The Entrepreneur – Focused on the bleeding edge and dreams, The Entrepreneur personality within business owners drives innovation and risk, asks what’s possible, and is obsessed with the future.

The Technician – The Technician knows the nitty gritty of the tradecraft of the business. The Technician is focused on the work, is obsessed with the present, finding solutions to enhance the technical work of the business one step at time.

The Manager – The Manager is caught between the Technician and the Entrepreneur. Obsessed with pragmatism and predictability, The Manager is obsessed with the past, wishing for models and templates to guide the development of the business.

Gerber believes that every business owner is a blend of the Entrepreneur, Manager, and Technician personality types, but the balance is out of whack. 

If the personalities were equally balanced, we’d be describing an incredibly competent individual. The Entrepreneur would be free to forge ahead in new areas of interest; The Manager would be solidifying the base of operations; and The Technician would be doing what they do best.

Unfortunately, experience shows that few people who go into business are blessed with the proper balance. Instead, the typical small business owner is only 10% Entrepreneur, 20% Manager, and 70% Technician.

Every business wants to grow past the Technician Phase. In order to grow, you have to change. To change you have to develop and Gerber lays out a development cycle for business owners that ultimately leads to a mature and successful business.

The Business Maturity Cycle

Infancy/Technician Stage –  This is where the business and the owner are indistinguishable from one another.
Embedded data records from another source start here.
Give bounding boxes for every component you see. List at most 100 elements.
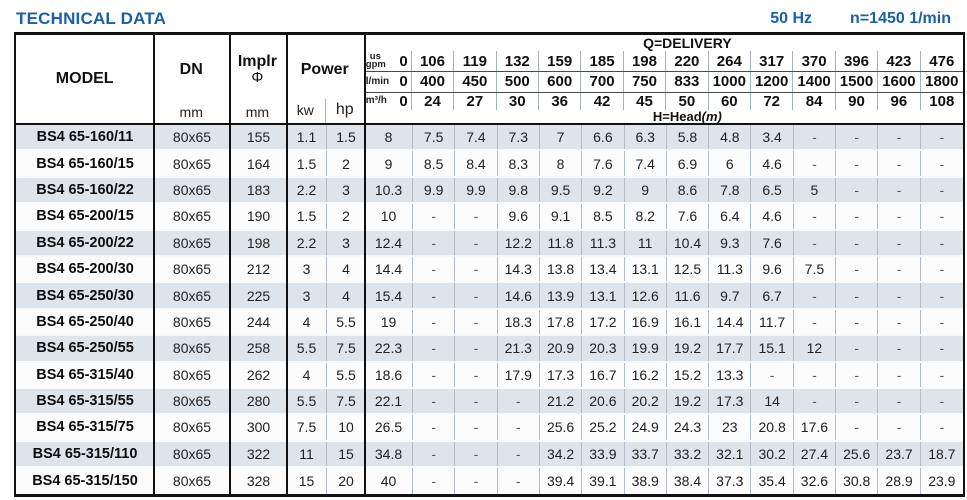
delivery-unit-label-cell: l/min 0 xyxy=(364,72,412,92)
head-value-cell: 11 xyxy=(625,230,667,255)
head-value-cell: - xyxy=(794,151,837,176)
head-value-cell: - xyxy=(455,415,498,440)
delivery-value-cell: 27 xyxy=(454,92,497,110)
column-divider xyxy=(286,35,288,495)
head-value-cell: - xyxy=(939,313,945,330)
kw-cell: 11 xyxy=(287,441,327,467)
head-value-cell: 38.4 xyxy=(667,468,710,495)
kw-cell: 5.5 xyxy=(287,336,327,361)
head-value-cell: 3.4 xyxy=(751,125,794,150)
head-value-cell: 21.2 xyxy=(540,388,583,414)
dn-cell: 80x65 xyxy=(172,181,212,198)
head-value-cell: 37.3 xyxy=(709,468,752,495)
head-value-cell: 35.4 xyxy=(751,468,794,495)
head-value-cell: 30.8 xyxy=(836,468,879,495)
hp-cell: 7.5 xyxy=(336,340,356,357)
head-value-cell: - xyxy=(413,204,456,229)
head-value-cell: - xyxy=(836,388,879,414)
head-value-cell: 13.1 xyxy=(625,256,667,282)
hp-cell: 2 xyxy=(342,155,350,172)
column-header-implr: Implr Φ mm xyxy=(237,53,277,120)
delivery-value-cell: 750 xyxy=(624,72,667,92)
head-value-cell: 11.8 xyxy=(540,230,583,255)
delivery-value-cell: 450 xyxy=(454,72,497,92)
head-value-cell: - xyxy=(878,415,921,440)
head-value-cell: - xyxy=(498,441,540,467)
model-cell: BS4 65-315/75 xyxy=(36,419,134,436)
head-value-cell: 7.6 xyxy=(667,204,710,229)
kw-cell: 1.5 xyxy=(287,204,327,229)
model-cell: BS4 65-200/22 xyxy=(36,234,134,251)
model-cell: BS4 65-250/40 xyxy=(36,313,134,330)
delivery-value-cell: 96 xyxy=(878,92,921,110)
head-section-title: H=Head (m) xyxy=(652,108,722,124)
head-value-cell: 7.8 xyxy=(709,177,752,203)
head-value-cell: - xyxy=(878,125,921,150)
hp-cell: 10 xyxy=(338,419,354,436)
head-value-cell: - xyxy=(836,309,879,335)
head-value-cell: 18.3 xyxy=(498,309,540,335)
head-value-cell: - xyxy=(413,283,456,308)
delivery-value-cell: 220 xyxy=(666,51,709,72)
delivery-value-cell: 833 xyxy=(666,72,709,92)
head-value-cell: 21.3 xyxy=(498,336,540,361)
delivery-value-cell: 400 xyxy=(412,72,455,92)
delivery-row-usgpm: us gpm 0 106 119 132 159 185 198 220 264 317 370 396 4… xyxy=(363,51,963,73)
head-value-cell: - xyxy=(794,362,837,387)
head-value-cell: 11.3 xyxy=(582,230,625,255)
delivery-value-cell: 423 xyxy=(878,51,921,72)
column-divider xyxy=(153,35,155,495)
head-value-cell: 6.7 xyxy=(751,283,794,308)
implr-cell: 183 xyxy=(246,181,271,198)
hp-cell: 20 xyxy=(338,473,354,490)
head-value-cell: 17.3 xyxy=(709,388,752,414)
implr-cell: 212 xyxy=(246,261,271,278)
table-row: BS4 65-160/15 80x65 164 1.5 2 9 8.5 8.4 8.3 8 7.6 7… xyxy=(16,151,963,178)
head-value-cell: - xyxy=(878,283,921,308)
head-value-cell: - xyxy=(878,177,921,203)
delivery-value-cell: 45 xyxy=(624,92,667,110)
delivery-value-cell: 1500 xyxy=(836,72,879,92)
head-value-cell: 14.4 xyxy=(365,256,413,282)
delivery-value-cell: 700 xyxy=(581,72,624,92)
kw-cell: 5.5 xyxy=(287,388,327,414)
head-value-cell: - xyxy=(498,468,540,495)
head-value-cell: 18.6 xyxy=(365,362,413,387)
delivery-value-cell: 1600 xyxy=(878,72,921,92)
head-value-cell: - xyxy=(878,336,921,361)
model-cell: BS4 65-315/110 xyxy=(32,445,138,462)
head-value-cell: 14.3 xyxy=(498,256,540,282)
head-value-cell: - xyxy=(878,204,921,229)
delivery-value-cell: 159 xyxy=(539,51,582,72)
head-value-cell: 6.4 xyxy=(709,204,752,229)
delivery-value-cell: 396 xyxy=(836,51,879,72)
delivery-unit-label-cell: m³/h 0 xyxy=(364,92,412,110)
head-value-cell: - xyxy=(498,415,540,440)
implr-cell: 300 xyxy=(246,419,271,436)
head-value-cell: 6.5 xyxy=(751,177,794,203)
operating-conditions: 50 Hz n=1450 1/min xyxy=(770,10,953,28)
kw-cell: 3 xyxy=(287,256,327,282)
head-value-cell: 12.6 xyxy=(625,283,667,308)
head-value-cell: 13.4 xyxy=(582,256,625,282)
head-value-cell: 7.4 xyxy=(625,151,667,176)
head-value-cell: 7.6 xyxy=(751,230,794,255)
delivery-value-cell: 198 xyxy=(624,51,667,72)
head-value-cell: 9 xyxy=(625,177,667,203)
head-value-cell: 23 xyxy=(709,415,752,440)
head-value-cell: 6 xyxy=(709,151,752,176)
head-value-cell: 11.3 xyxy=(709,256,752,282)
head-value-cell: - xyxy=(939,393,945,410)
hp-cell: 15 xyxy=(338,445,354,462)
head-value-cell: 12.4 xyxy=(365,230,413,255)
delivery-value-cell: 370 xyxy=(793,51,836,72)
head-value-cell: 9.8 xyxy=(498,177,540,203)
head-value-cell: 34.2 xyxy=(540,441,583,467)
head-value-cell: 11.7 xyxy=(751,309,794,335)
implr-cell: 190 xyxy=(246,208,271,225)
head-value-cell: 20.8 xyxy=(751,415,794,440)
head-value-cell: - xyxy=(413,388,456,414)
hp-cell: 3 xyxy=(342,181,350,198)
implr-cell: 225 xyxy=(246,287,271,304)
head-value-cell: - xyxy=(939,261,945,278)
The business is the owner – if the owner wasn’t there, the business would disappear. You reach adolescence by realizing you need help to grow your business past the Technician Stage.

Adolescent Stage – You realize you need help. You reluctantly hire help but instead of delegating work, you abdicate responsibility. So, your business becomes a collection of processes you only half understand because you’re a Technician trying to run things from the inside.
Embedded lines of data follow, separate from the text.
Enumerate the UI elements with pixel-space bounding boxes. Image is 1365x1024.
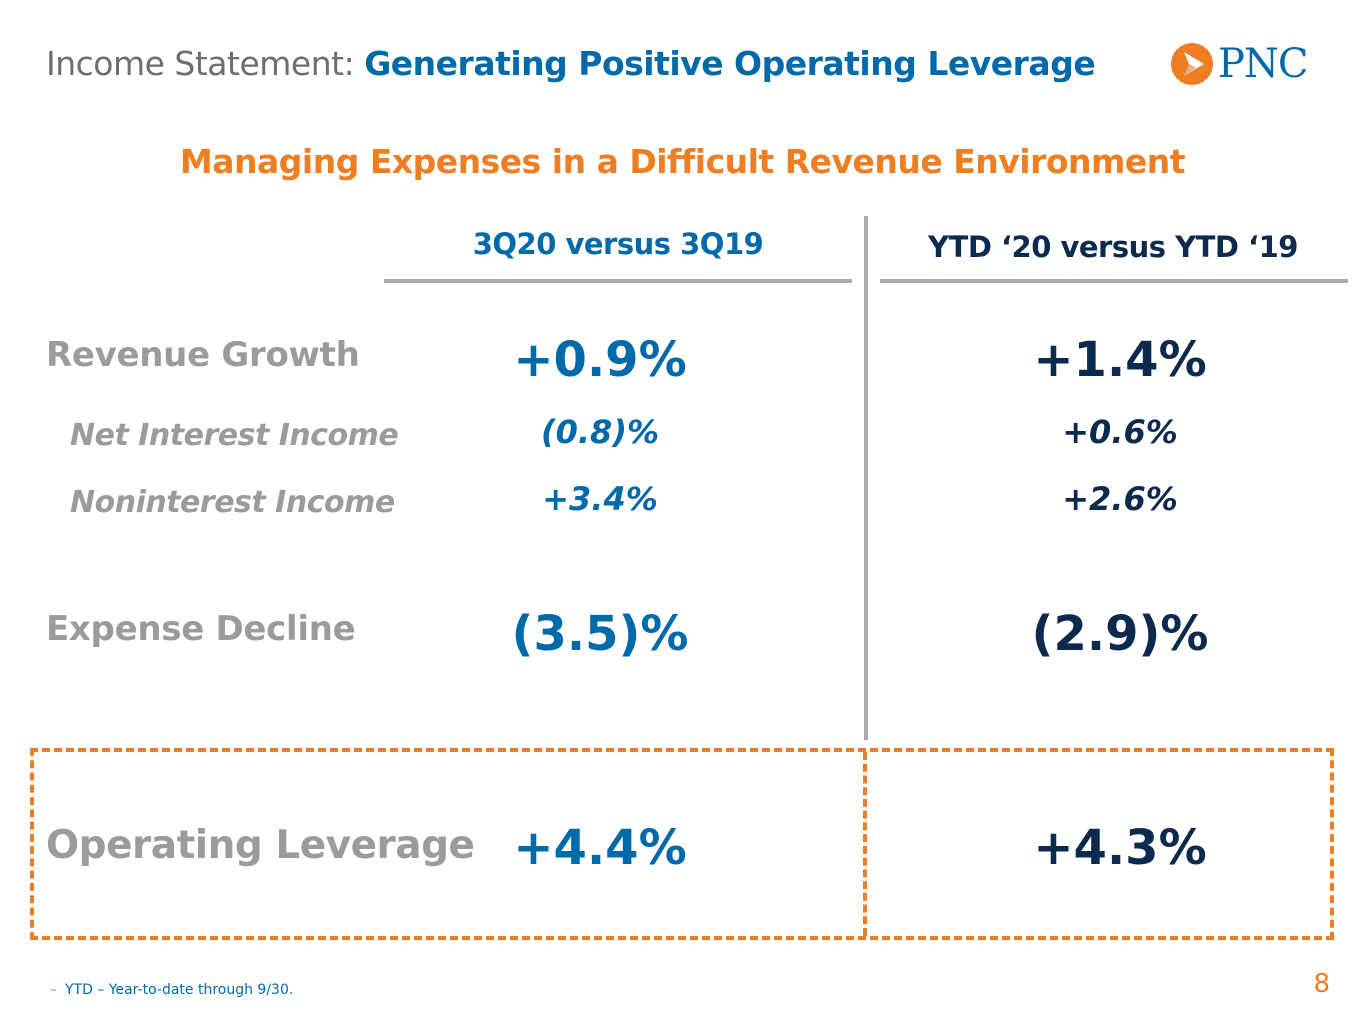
row-label-operating-leverage: Operating Leverage [46, 823, 475, 868]
row-label-expense-decline: Expense Decline [46, 609, 356, 649]
page-number: 8 [1313, 969, 1330, 999]
title-prefix: Income Statement: [46, 44, 355, 83]
noninterest-income-ytd-value: +2.6% [1062, 480, 1178, 518]
logo-text: PNC [1218, 41, 1309, 87]
expense-decline-quarter-value: (3.5)% [511, 606, 689, 662]
page-title: Income Statement: Generating Positive Op… [46, 40, 1096, 88]
net-interest-income-quarter-value: (0.8)% [541, 413, 659, 451]
noninterest-income-quarter-value: +3.4% [542, 480, 658, 518]
expense-decline-ytd-value: (2.9)% [1031, 606, 1209, 662]
net-interest-income-ytd-value: +0.6% [1062, 413, 1178, 451]
row-label-revenue-growth: Revenue Growth [46, 335, 360, 375]
column-rule-quarter [384, 279, 852, 283]
operating-leverage-ytd-value: +4.3% [1033, 820, 1207, 876]
row-label-net-interest-income: Net Interest Income [70, 418, 399, 453]
revenue-growth-ytd-value: +1.4% [1033, 332, 1207, 388]
title-main: Generating Positive Operating Leverage [364, 44, 1096, 83]
column-header-ytd: YTD ‘20 versus YTD ‘19 [928, 230, 1298, 264]
operating-leverage-highlight-box [30, 748, 1334, 940]
pnc-triangle-icon [1171, 43, 1213, 85]
footnote-text: YTD – Year-to-date through 9/30. [65, 982, 294, 998]
operating-leverage-divider [863, 752, 867, 936]
pnc-logo: PNC [1170, 40, 1309, 88]
footnote-marker: – [50, 982, 57, 998]
column-divider [864, 216, 868, 740]
column-header-quarter: 3Q20 versus 3Q19 [472, 227, 764, 261]
column-rule-ytd [880, 279, 1348, 283]
revenue-growth-quarter-value: +0.9% [513, 332, 687, 388]
row-label-noninterest-income: Noninterest Income [70, 485, 395, 520]
slide-subtitle: Managing Expenses in a Difficult Revenue… [179, 142, 1186, 181]
footnote: – YTD – Year-to-date through 9/30. [50, 980, 293, 1000]
operating-leverage-quarter-value: +4.4% [513, 820, 687, 876]
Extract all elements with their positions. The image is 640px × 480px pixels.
Beyond the Comfort Zone – This is the painful part. If you’re a Technician running a business, you are actually running a job. To grow beyond the Technician Stage, you have to develop a business that can run without you. A Mature Business Model is one that can be worked on from the outside.

Maturity Stage – Successful businesses usually start from this phase. They know where they’ve come from and they know where they are headed. Mature Businesses mix two perspectives, the Entrepreneurial and the Technical, into what Gerber calls The Entrepreneurial Model.
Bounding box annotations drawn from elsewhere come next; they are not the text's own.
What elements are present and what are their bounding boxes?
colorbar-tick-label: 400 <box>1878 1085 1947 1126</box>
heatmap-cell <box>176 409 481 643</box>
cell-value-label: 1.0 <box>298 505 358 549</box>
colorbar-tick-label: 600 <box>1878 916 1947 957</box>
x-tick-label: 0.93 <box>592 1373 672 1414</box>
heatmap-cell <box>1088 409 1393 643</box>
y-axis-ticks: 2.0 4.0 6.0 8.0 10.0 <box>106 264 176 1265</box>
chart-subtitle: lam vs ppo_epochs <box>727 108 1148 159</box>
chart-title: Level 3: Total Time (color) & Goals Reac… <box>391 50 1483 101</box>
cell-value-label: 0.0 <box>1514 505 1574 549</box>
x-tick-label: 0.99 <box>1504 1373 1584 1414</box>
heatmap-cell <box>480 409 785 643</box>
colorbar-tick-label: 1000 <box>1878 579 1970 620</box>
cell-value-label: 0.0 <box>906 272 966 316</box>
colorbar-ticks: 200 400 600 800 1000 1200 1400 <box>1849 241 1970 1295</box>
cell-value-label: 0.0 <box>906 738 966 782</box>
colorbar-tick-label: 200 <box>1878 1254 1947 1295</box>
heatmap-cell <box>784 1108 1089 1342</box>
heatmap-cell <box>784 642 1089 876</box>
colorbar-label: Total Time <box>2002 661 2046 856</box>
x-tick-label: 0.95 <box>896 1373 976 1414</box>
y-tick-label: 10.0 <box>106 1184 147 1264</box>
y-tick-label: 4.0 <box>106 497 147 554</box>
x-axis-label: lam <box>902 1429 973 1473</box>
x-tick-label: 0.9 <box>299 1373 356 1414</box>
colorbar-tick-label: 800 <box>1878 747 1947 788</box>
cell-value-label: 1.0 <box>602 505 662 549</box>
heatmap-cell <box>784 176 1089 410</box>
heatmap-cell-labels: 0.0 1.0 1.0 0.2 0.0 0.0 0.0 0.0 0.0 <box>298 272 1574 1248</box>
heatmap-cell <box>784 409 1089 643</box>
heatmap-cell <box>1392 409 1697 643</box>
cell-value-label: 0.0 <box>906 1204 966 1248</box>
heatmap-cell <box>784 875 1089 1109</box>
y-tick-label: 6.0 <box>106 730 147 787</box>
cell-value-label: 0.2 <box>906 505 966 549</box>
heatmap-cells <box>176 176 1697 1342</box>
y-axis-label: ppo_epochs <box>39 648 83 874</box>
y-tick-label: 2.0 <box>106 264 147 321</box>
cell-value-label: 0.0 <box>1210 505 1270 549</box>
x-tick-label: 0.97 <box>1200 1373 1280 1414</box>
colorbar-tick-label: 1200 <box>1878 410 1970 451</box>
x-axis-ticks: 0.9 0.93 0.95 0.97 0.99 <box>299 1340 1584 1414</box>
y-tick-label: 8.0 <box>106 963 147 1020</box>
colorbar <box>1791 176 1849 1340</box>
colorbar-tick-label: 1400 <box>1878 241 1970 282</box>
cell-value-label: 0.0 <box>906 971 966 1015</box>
Turn-Key Model – Thinking like a Franchise

Gerber believes that businesses need to operate more like franchises; turn-key business models with operational processes that can be easily learned by unsophisticated users, workflows that don’t rely on technical expertise to run properly. McDonald’s, basically.

McDonald’s delivers exactly what we expect, every single time. That’s what integrity is.

By developing a Franchise Prototype you can test assumptions, build experiments and optimize your business so that it is “systems-dependent,” not a “people-dependent business.”

Creating an Expert System

Most business owners hinge their success, or failure, on the quality of workers they get. Good help is hard to find, they say.

Gerber believes that if you own a business, you can’t depend on hiring brilliant workers. If you need ‘the best,’ you will continually be disappointed. Rather than pine for better quality workers, you need to create the very best system through which good, decent workers can be leveraged to produce exquisite results. 

McDonald’s doesn’t look to hire French Fry Wizards, or only those with an MBA in Hamburger Development. Anyone can walk into a McDonald’s and follow the manual on how to create a burger, and produce the same exact results whether they are in Tulsa or Tibet.

That’s the extraordinary power of a Turn-Key Business Model. Once you fully understand and create systems that result in predictable service, you’re doing the extraordinary.